Eu olho ao lado e desacredito de tamanha beleza. Passo suavemente a mão pelo corpo sem cansaço, descansando. Ele é mais jovem. Até quando, meu Deus?
Vim de uma história onde o carinho ficava empoeirado, abatido, talvez, pelo desuso. Meu marido era um homem de rudezas. E eu me acostumei. Fiz, dos dias, obrigação. Fiz, das pausas, quando ele não estava, instantes de paz. Era bronco, também, no sexo. Falava vantagens aos outros. Eu ouvia. Eu sentia nada. Anos sentindo nada. Ficava apenas desejosa de que acabasse rapidamente.
Morreu meu marido. Morte súbita. Nervosismos acumulados antecipam a ida ao cemitério. Chorei sem falsidades. O costume nos faz aceitar o que não é aceitável.
Sou uma mulher de sessenta anos e estou apaixonada por um homem de trinta. É errado? Algumas amigas dizem que sim. Que ele logo dirá despedidas. Que parece meu filho.
Minhas duas filhas aceitam. Uma é mais velha do que ele. Ele é mais pai do que foi o pai. Tão distante do encontrar. Tão desligado do amar. Ele me diz linda e eu entorpeço. Experimento o prazer quase que diário. Ele toca o meu corpo de mulher como meu marido nunca tocou. E espera para sentirmos juntos o que sentem os que se amam.
Faz quase um ano, e ele sonha com a comemoração da data. Diz sorrisos o tempo todo. Uma amiga fala em interesses. Eu não sou uma mulher de posses. Ele tem tanto quanto eu, ou mais, não pergunto. Outra fala que ele me vê como substituta de uma mãe ausente. Sabe nada ela de sua mãe. Outra diz que é desconfortante nos ver juntos. Que, certamente, uma hora termina; então, é melhor terminar.
Minha filha desacredita do meu acreditar nas palavras dos outros. Chama de inveja o que minhas amigas chamam preocupação. O corpo dele tem chama, tem as dobras que me dobram em prazer. É não é só no momento do sexo. É, nos romantismos que acordam com a gente, que ele vai me acordando até o momento de sermos um. Ele gosta de cozinhar para mim. É lindo de ver. Um homem tão homem, tão sensível.
Dia desses, errei. Fiz perguntas desnecessárias, desenvolvi teses provando ser impossível, isso depois de um encontro desencontrado com minhas amigas. Ele olhou meu medo, demonstrou algum cansaço em novamente ter que explicar amor. Amor não se explica. Olho para alguns homens com mulheres mais jovens. Por que o inverso é desconfortante?
Penso que, quando eu tiver setenta, ele terá quarenta. Ou quando eu tiver oitenta, ele terá cinquenta. E por que pensar no que não é hoje? Hoje, ele me faz bonita, ele diz de mim o que eu não sabia ou, se soubesse, havia há muito esquecido.
Ele fala do meu corpo com suavidade, do jeito que mexo as mãos, do meu sorriso, de um levantar os dedos para ser incisiva, fala dos meus cabelos molhados, me surpreende quando me enxugo depois do banho. Beija o molhado e o seco em mim. Seus olhos me dizem paixão. Por que não viver o hoje?
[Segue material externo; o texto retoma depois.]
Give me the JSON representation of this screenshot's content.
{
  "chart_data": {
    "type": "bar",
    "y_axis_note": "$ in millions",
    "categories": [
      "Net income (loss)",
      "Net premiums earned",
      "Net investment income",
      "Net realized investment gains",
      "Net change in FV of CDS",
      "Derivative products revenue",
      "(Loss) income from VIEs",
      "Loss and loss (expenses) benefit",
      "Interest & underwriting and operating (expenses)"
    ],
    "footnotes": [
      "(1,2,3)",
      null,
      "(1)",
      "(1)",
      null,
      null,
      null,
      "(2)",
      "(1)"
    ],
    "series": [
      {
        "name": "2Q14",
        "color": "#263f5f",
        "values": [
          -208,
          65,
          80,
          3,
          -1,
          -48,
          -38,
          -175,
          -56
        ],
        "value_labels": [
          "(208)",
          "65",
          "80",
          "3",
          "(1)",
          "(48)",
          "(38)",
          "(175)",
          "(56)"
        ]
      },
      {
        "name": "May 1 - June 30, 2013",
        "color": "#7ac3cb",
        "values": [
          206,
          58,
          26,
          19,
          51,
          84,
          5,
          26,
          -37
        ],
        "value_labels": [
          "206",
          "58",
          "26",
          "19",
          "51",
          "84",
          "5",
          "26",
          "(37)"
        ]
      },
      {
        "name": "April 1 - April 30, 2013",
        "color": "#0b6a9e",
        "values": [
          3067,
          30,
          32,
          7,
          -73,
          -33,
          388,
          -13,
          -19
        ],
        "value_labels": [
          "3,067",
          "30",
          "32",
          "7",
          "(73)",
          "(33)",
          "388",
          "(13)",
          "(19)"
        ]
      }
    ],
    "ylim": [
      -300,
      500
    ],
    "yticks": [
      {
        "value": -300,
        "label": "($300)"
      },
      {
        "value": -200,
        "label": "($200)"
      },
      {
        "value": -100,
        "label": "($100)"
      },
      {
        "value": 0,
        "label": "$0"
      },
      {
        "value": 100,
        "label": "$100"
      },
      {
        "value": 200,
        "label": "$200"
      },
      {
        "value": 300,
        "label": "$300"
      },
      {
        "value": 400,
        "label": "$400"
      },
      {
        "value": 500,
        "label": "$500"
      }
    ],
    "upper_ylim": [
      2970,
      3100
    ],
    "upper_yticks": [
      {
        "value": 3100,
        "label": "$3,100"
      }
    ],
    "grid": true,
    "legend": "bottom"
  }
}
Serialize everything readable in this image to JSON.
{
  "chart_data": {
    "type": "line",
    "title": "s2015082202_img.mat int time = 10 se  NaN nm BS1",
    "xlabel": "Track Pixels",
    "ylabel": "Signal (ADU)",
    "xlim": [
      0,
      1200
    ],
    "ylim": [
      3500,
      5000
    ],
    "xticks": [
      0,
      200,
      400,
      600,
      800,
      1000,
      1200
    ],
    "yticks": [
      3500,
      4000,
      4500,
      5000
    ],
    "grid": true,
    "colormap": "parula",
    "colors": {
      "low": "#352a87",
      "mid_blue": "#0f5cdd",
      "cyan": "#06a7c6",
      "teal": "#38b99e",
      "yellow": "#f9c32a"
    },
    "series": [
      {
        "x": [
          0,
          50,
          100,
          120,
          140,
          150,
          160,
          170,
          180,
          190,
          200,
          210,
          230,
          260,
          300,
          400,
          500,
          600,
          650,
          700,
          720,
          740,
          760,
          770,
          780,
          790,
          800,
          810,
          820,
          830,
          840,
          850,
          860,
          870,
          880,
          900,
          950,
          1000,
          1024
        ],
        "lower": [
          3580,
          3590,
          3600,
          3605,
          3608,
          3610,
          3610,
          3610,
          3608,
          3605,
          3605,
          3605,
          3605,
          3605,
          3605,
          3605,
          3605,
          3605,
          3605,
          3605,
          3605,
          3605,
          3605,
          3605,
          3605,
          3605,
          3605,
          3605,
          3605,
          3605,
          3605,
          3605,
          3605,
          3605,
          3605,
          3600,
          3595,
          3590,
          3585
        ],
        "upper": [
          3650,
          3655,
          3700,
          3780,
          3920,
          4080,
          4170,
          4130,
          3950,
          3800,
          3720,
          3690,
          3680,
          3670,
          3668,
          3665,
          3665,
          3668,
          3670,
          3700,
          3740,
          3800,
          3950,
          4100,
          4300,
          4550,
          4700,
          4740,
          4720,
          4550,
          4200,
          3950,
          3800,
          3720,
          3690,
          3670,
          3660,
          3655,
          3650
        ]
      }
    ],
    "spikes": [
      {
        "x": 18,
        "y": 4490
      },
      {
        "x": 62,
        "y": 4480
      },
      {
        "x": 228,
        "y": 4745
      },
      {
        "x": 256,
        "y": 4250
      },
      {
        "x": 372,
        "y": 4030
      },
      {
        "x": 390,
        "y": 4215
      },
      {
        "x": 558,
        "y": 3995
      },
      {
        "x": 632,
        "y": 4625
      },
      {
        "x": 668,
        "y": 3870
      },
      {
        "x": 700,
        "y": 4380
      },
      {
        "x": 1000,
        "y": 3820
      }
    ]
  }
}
Ele quer uma viagem de um ano. Quer que cada ano seja comemorado como uma vida inteira. Quer fazer dormir os medos que me fazem, por vezes, ser insensível e quer acordar um acordo verdadeiro de amor. São suas essas palavras. E eu rio abobada de prazer.
Foi em um rio que nos conhecemos. Ele levava a mãe para um passeio e me viu. Meu chapéu havia caído com o vento. E ele devolveu. Devolveu tanta coisa o homem que adormece beleza e gentileza ao meu lado. Eu passo as mãos com delicadeza e decido desligar as vozes que não me dizem amor.
Com medo ou sem medo, hoje é dia de amar. É o que digo à lua que ainda não se foi, mesmo diante do sol que aquece dentro, que aquece fora.
Na prosa, que é a vida, como é bom um acordar de poesia. Espero não desdizer o que a vida está dizendo para mim.